I also don't know when last I read a book so well written as this one.
This novel reads almost like a psychological thriller. Imogene Jones is a nineteen year old college student who has more difficulties to overcome than any nineteen year old should ever have to deal with. She is highly intelligent but she is also young and now and then succumbs to the temptations that assail all girls of that age.
I'm not sure what the target audience is for this book, but it is certainly not just a book for young adults. I am far from being a young adult, and I loved every word of it. Degarmo has an amazing capacity of getting deep into her characters' psyche. These are real people, who jump right out of the pages. Imogene herself, who you will love. Her pathetic mother, beyond help; her precious little sister, Sadie who relies so heavily on Imogene; her best friend Carrie, who is always there for her; Sister Beatrice, the nun who befriends her and strives to help her to make her almost impossible decision; poor Matthias Hill, Immy's current boy friend, who patiently suffers his cruel father's taunts; her own loving father, and last but not least, Pete, the empathetic friend she meets at a party, who wants to help.
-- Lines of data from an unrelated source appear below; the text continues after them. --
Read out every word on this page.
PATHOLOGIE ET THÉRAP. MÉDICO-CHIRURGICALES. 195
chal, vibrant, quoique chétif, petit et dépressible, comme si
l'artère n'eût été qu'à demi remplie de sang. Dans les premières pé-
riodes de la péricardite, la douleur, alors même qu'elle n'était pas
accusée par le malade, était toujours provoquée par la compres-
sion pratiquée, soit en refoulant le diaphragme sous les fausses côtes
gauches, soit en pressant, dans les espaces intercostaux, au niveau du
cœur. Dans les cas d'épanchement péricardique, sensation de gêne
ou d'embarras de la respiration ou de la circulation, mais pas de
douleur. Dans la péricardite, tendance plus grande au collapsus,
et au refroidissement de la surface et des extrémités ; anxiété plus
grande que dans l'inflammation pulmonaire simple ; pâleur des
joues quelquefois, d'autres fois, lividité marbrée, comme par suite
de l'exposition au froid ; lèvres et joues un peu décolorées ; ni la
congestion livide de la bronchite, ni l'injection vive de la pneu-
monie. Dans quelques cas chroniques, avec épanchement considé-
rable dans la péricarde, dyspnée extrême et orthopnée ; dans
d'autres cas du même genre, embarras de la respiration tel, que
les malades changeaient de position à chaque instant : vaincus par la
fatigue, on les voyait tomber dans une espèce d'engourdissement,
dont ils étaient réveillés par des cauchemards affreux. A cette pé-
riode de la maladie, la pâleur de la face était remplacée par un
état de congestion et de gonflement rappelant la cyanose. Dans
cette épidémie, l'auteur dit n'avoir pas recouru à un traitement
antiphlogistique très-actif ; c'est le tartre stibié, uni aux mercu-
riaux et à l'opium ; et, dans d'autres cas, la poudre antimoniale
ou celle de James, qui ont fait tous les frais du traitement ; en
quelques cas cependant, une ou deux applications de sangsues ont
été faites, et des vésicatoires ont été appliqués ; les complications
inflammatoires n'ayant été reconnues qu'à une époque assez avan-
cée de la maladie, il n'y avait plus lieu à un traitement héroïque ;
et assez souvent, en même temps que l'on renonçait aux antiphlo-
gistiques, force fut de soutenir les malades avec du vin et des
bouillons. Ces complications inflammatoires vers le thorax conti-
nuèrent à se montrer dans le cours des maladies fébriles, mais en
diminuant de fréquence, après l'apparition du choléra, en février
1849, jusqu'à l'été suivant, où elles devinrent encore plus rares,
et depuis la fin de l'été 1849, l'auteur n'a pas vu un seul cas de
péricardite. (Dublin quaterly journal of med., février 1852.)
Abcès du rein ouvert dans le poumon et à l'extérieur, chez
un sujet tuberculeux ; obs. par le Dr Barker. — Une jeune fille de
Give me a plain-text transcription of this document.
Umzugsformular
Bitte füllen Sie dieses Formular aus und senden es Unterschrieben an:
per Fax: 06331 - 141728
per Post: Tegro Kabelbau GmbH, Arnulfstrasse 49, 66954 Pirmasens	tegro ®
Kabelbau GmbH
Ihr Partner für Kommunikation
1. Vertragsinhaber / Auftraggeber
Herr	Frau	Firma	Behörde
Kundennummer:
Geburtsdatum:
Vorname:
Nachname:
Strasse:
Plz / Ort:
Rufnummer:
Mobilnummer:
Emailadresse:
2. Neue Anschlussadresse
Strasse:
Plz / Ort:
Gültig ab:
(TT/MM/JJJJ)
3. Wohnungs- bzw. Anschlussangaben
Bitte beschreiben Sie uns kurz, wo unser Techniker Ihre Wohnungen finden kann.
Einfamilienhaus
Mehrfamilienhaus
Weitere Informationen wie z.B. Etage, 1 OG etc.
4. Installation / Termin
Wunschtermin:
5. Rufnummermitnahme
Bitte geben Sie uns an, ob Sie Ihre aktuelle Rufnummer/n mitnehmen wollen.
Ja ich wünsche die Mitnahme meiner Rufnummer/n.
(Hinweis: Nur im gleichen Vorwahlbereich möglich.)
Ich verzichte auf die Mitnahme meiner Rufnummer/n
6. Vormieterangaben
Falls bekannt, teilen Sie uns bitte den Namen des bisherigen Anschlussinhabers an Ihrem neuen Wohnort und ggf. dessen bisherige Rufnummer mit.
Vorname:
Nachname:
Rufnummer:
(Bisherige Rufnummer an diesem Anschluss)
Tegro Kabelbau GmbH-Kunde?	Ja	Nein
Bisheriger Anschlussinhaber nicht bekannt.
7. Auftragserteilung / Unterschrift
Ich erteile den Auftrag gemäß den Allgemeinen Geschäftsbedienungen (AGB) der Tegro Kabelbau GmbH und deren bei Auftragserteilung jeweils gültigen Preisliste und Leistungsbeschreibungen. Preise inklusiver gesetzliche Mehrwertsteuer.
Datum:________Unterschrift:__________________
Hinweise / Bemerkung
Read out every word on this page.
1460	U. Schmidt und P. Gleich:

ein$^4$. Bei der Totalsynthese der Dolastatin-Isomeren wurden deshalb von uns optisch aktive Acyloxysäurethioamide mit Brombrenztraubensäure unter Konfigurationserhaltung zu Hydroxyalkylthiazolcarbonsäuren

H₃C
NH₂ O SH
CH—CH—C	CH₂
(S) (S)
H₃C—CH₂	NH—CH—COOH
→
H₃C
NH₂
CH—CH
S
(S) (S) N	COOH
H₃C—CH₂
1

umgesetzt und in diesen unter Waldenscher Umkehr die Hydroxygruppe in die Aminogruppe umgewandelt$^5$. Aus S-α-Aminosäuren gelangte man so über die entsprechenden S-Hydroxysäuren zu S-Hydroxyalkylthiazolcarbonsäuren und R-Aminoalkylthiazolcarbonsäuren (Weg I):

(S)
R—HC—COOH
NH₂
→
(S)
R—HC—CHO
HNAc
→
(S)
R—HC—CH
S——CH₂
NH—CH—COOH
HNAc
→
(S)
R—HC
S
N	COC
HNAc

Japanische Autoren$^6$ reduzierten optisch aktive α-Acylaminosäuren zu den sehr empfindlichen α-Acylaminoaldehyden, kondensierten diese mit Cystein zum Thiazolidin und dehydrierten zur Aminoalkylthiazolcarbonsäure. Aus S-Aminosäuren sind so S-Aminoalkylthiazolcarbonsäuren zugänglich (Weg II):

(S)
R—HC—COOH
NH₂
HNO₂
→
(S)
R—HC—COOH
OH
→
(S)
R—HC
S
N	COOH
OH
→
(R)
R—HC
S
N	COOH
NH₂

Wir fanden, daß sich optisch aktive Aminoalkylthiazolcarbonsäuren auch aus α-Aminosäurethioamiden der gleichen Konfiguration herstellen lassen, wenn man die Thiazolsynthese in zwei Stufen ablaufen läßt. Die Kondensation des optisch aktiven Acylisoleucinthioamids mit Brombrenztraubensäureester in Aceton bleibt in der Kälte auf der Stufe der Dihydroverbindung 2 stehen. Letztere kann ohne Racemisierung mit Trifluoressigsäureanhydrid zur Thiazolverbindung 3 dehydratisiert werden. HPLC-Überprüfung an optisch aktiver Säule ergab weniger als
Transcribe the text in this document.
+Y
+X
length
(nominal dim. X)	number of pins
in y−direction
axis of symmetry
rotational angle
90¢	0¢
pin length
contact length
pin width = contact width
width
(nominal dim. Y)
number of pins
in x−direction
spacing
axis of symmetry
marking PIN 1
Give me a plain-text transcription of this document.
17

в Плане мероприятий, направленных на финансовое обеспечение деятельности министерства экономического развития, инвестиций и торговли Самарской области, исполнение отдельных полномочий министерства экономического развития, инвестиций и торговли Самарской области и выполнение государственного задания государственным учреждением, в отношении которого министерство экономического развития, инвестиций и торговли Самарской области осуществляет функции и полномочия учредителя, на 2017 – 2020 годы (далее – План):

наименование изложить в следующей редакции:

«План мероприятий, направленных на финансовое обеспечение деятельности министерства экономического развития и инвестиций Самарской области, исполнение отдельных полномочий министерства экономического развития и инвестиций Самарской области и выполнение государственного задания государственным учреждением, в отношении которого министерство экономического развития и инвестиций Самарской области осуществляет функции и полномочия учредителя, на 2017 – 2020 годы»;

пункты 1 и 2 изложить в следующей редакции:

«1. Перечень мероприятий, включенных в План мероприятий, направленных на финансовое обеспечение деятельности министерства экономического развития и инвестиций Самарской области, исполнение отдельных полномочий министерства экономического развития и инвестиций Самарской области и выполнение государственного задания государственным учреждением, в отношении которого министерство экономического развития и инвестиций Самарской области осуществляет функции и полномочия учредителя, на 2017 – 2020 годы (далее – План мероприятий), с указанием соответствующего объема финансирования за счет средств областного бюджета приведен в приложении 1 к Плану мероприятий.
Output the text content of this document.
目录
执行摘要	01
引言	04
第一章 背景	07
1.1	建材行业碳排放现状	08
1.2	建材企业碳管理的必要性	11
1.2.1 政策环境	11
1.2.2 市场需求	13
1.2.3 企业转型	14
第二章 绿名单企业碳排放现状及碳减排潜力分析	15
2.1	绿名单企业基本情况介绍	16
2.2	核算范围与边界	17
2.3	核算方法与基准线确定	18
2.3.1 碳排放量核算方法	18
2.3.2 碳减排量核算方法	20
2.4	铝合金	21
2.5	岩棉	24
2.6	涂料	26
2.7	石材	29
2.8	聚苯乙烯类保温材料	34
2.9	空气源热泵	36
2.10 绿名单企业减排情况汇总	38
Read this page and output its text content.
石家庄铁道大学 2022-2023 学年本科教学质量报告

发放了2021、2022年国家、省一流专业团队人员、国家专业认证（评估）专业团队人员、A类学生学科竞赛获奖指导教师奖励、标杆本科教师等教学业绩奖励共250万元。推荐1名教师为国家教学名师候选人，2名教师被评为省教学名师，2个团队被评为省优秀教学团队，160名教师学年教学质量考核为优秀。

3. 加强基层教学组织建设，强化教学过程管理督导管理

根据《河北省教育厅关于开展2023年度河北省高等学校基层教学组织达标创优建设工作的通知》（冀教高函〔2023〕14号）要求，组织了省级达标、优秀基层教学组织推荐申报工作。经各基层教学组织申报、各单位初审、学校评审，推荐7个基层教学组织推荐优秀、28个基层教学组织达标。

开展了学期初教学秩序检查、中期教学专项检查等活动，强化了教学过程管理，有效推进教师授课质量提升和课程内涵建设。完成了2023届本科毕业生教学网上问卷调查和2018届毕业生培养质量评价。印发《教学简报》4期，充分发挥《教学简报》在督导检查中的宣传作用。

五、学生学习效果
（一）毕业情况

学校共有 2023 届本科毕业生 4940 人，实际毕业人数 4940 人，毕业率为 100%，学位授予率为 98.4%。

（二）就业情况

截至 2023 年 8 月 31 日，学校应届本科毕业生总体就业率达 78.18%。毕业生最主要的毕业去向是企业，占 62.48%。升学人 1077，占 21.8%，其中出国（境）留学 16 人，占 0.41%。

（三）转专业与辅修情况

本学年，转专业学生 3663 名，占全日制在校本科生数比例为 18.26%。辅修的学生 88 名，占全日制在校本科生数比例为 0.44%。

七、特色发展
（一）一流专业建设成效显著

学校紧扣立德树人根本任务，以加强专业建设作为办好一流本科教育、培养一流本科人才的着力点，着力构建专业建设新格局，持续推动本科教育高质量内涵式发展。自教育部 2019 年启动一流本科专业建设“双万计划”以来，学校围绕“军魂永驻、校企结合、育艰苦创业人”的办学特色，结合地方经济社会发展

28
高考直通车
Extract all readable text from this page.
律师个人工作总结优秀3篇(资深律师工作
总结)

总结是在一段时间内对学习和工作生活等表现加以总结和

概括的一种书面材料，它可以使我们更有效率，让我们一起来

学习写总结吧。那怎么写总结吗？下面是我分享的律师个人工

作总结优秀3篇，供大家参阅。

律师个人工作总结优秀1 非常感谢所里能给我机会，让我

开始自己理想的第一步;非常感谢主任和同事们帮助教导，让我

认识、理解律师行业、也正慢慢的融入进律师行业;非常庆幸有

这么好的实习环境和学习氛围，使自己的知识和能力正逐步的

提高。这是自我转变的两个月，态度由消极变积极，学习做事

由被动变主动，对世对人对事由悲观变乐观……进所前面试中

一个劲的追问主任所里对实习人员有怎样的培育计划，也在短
But in the end it is up to Imogene to make her own decision. Only she can decide what is best for her and the dysfunctional family she has for so long had to hold together.
This is a five-star-plus book. Jessica Degarmo is a writer we will hear a lot more about.
A wonderful, emotional, enriching, rollercoaster ride., August 19, 2011
By Soooz Burke
Some books grab you by the emotions and drag you screaming on the journey they make.
Some books hit you in a raw spot, like biting down on an exposed nerve to feel the relief when you stop.
Some books leave an aftertaste , a tingling something on the tongue, that leaves you hungry for more.
Six Weeks does all of the above.
Author, Jessica Degarmo doesn't protect the reader from the emotion ...in fact she opens up a vein and dares you to allow it to bleed. The journey that Immy is on, is one that millions of woman have undertaken, yet Immy is unique..her thoughts feelings and experiences touch the commonalty within us all and manage to stand separate. That is the measure of a fine writer. Ms Degarmo is such a writer, she invites you to share her character's painful journey, the invitation is subtle, you can choose to leave this rollercoaster at any time, yet why would you? For this ride is as exhilarating as it is painful.
Imogene is on the brink of womanhood, that lonely place where the last vestige of childhood is swept away. She had no real innocence remaining, so she thought. Having to deal with the pathetic, drunken, excuse for a mother that she has, having to raise her little sister and ensure that the youngster has adequate food , shelter and above all else love...that would seem to be more than most teenagers have any right to have foisted upon them.
Then in a moment of frailty, when her defences are down and her needs are high, she makes the biggest mistake of her life. The resulting pregnancy will alter her life, and her sisters life forever.
Ms Degarmo has a masterful touch. She doesn't bog the reader down with mawkish sentimentality. She doesn't take the easy road, and let you off the hook emotionally either.
What she does, and extremely well..is make you care. You care about Immy, you care about her little sister, you ache for the father of the baby as he undergoes his own hell, you want these fictitious people to survive, you want the solutions to give them some sort of future, and some sort of closure.
If you enjoy a fast paced read, if the characters you read about need to be real to you, if you want to care..then read Six Weeks.
I for one, would be delighted if a sequel to this could be written. I would love to know what happens in Immy's life after the Six Weeks is over. That is the measure of a wonderful reading experience...I want more!
An emotional journey, August 21, 2011
By Mr. John Booth
If you like gritty emotional stories that touch the heart and soul, then you should read this book.
I was blown away by the sense of reality this book brings to the table. Pretty soon I was caught up in the lives of this highly dysfunctional family.